To Talk. ~ Amani Omejer

talk

Warning: f-bombs ahead!

I had therapy this evening.

Sometimes therapy rocks; sometimes it’s really, really, hard.

Other times, like today, it’s really fucking weird.

Today we worked on a paranoia that’s here and has been here really strongly, the last few days. It’s a paranoia that feels so tightly linked in with my critic, that to distinguish a form of solid ground, stability, softness or roots to a land where all those things exist, feels—and seemingly is—almost impossible.

You see, there’s a part of me that thinks I’m fucked. That thinks because of all I’ve been through, because of what I’ve experienced, what l I’ve seen and witnessed, done and had to do, I’m screwed.

To this part of me, my future is shattered and shadowed with broken dreams, broken promises and a broken me.

To this part of me, my future is destitute. I’m destined to live in a dumpster and live in a shadow of the person I could be.

You see, this part of me stops me talking about things. She has this theory that to talk about things, about my experiences, about what’s happened to me, will fuck me up even more than (according to my critic, and her) I already am.

To this part, to begin to open myself up to those around me and share and tell my story how it is, is to lead myself down a path of destruction and despair.

To her, sharing is dangerous.

To her, sharing is the reason I overdosed.

You see, I overdosed a couple of years ago. I sat down and swallowed so many pills that I’m lucky to be alive.

I sat down and wrote a note as though it would be the last thing I would ever read and the last thing I’d ever write (thank fuck it wasn’t, thank fuck it didn’t work, and thank fuck I called the ambulance when I did).

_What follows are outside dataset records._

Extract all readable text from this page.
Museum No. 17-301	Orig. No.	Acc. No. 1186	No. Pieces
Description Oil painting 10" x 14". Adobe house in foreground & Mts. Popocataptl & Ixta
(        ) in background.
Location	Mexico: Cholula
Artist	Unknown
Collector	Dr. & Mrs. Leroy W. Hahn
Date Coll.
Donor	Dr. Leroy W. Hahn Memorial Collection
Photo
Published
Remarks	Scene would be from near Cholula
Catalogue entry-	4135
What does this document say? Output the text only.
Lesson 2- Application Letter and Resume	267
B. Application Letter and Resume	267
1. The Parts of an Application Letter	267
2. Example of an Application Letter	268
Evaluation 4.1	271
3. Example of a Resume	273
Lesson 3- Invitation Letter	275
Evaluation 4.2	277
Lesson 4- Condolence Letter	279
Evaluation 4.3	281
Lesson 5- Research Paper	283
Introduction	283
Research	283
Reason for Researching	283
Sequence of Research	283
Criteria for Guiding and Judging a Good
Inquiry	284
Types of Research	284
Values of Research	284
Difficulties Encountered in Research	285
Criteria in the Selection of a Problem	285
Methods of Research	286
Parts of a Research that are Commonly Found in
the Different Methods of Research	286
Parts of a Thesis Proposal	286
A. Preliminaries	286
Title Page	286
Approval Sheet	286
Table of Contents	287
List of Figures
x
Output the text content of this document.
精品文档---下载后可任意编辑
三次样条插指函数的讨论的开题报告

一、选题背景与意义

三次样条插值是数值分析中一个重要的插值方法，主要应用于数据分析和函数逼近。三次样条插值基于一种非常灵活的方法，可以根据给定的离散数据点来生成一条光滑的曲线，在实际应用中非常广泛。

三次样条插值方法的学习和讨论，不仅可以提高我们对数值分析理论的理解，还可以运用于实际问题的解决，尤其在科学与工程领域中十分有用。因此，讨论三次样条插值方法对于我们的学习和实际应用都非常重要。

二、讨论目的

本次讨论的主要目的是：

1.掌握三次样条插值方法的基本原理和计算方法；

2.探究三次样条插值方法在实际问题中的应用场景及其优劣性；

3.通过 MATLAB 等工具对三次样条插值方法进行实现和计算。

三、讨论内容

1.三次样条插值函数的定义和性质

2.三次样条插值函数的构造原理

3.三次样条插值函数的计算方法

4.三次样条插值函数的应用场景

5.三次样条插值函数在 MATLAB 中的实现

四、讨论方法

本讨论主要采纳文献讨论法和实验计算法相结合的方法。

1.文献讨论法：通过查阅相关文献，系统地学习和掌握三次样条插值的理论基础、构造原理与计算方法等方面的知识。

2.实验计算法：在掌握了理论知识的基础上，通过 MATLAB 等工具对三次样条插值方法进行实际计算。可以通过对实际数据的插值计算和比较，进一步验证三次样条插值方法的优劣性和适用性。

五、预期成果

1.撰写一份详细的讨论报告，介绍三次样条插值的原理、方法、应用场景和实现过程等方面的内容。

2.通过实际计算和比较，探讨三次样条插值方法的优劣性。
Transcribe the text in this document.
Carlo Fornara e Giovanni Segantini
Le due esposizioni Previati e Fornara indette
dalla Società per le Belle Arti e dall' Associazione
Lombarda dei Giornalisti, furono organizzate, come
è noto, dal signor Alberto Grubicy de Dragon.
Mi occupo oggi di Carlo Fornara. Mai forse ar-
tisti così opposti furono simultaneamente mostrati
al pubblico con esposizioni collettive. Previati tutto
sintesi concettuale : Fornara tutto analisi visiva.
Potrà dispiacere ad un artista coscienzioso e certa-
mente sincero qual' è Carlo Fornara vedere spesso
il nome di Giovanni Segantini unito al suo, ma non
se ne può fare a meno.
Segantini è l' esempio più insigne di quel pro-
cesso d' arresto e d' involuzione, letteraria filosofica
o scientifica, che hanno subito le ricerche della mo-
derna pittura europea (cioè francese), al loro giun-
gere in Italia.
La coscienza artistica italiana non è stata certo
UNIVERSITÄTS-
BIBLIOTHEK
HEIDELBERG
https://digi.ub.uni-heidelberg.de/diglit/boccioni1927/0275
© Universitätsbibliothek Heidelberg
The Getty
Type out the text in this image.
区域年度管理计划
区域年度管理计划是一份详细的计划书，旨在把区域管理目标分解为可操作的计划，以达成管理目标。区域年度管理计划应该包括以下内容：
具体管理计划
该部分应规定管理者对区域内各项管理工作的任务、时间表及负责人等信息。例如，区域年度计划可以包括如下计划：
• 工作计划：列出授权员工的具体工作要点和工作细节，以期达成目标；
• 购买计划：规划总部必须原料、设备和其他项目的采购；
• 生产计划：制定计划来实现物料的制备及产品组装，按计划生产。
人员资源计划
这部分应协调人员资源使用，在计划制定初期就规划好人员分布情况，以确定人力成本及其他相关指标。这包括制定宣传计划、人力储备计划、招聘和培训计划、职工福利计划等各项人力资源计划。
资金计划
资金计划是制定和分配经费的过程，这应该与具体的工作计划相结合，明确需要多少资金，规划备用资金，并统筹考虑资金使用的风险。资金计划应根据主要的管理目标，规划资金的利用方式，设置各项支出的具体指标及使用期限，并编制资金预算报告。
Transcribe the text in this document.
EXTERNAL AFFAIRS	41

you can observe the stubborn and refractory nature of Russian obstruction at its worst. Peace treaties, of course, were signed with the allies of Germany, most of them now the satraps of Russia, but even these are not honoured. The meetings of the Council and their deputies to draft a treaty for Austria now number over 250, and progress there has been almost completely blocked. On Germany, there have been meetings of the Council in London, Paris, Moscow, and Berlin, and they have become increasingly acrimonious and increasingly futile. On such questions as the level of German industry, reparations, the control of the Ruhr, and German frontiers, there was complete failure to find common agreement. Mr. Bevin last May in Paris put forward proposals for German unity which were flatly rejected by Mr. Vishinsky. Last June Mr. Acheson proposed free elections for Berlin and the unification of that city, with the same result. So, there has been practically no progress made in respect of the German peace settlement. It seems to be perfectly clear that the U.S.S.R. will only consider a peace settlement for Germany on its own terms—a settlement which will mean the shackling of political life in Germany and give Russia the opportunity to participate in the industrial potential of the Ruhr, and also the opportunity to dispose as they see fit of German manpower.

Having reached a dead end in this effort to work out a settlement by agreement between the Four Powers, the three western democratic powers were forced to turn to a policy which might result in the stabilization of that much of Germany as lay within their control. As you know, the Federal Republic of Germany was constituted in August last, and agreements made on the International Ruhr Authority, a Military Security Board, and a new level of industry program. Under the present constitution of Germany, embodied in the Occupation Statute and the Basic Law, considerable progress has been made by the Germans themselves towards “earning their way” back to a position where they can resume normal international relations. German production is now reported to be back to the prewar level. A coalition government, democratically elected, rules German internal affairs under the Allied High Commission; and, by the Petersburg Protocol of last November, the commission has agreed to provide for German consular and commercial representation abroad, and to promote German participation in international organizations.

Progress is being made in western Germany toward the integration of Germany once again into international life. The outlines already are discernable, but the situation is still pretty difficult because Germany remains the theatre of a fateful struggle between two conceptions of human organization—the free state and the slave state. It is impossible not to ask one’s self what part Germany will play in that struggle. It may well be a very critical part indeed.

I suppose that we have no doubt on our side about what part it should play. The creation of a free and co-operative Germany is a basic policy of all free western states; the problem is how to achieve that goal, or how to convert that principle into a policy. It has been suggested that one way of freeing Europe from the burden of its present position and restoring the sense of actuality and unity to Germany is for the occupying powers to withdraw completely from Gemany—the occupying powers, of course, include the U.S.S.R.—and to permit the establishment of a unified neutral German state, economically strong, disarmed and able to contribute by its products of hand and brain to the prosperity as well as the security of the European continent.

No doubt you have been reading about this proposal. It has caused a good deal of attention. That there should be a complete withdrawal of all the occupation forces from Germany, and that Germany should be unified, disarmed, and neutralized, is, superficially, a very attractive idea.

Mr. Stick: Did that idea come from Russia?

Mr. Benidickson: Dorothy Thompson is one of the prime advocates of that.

When I sat down, I sat down after having and doing and being in four months of therapy. I sat down after spending two or three of those four months of therapy in turmoil. A new kind of turmoil. An Inner turmoil I’d never experienced before.

Inside me lay a swamp. My riverbank had burst and my internal river, my story, my trauma, my memories, had spilled out onto the grassy bank that lay inside of me. Water was seemingly all I could see.

The thing is, I hadn’t learnt to swim yet.

All that I knew was beginning to disappear, and all that I’d hid was beginning to surface.

By talking, this surfaced more. But by talking, I’d done what I’d longed to do for fucking years. And I was doing what I’d needed to do for all those years, too.

I was talking.

I was telling my story.

I was doing what my younger self, my older self, my current self (then) needed to do.

I was telling someone I felt was safe, my story—all the things that had happened to me and that I had to do growing up, all the things I’d witnessed and experienced as an early adult.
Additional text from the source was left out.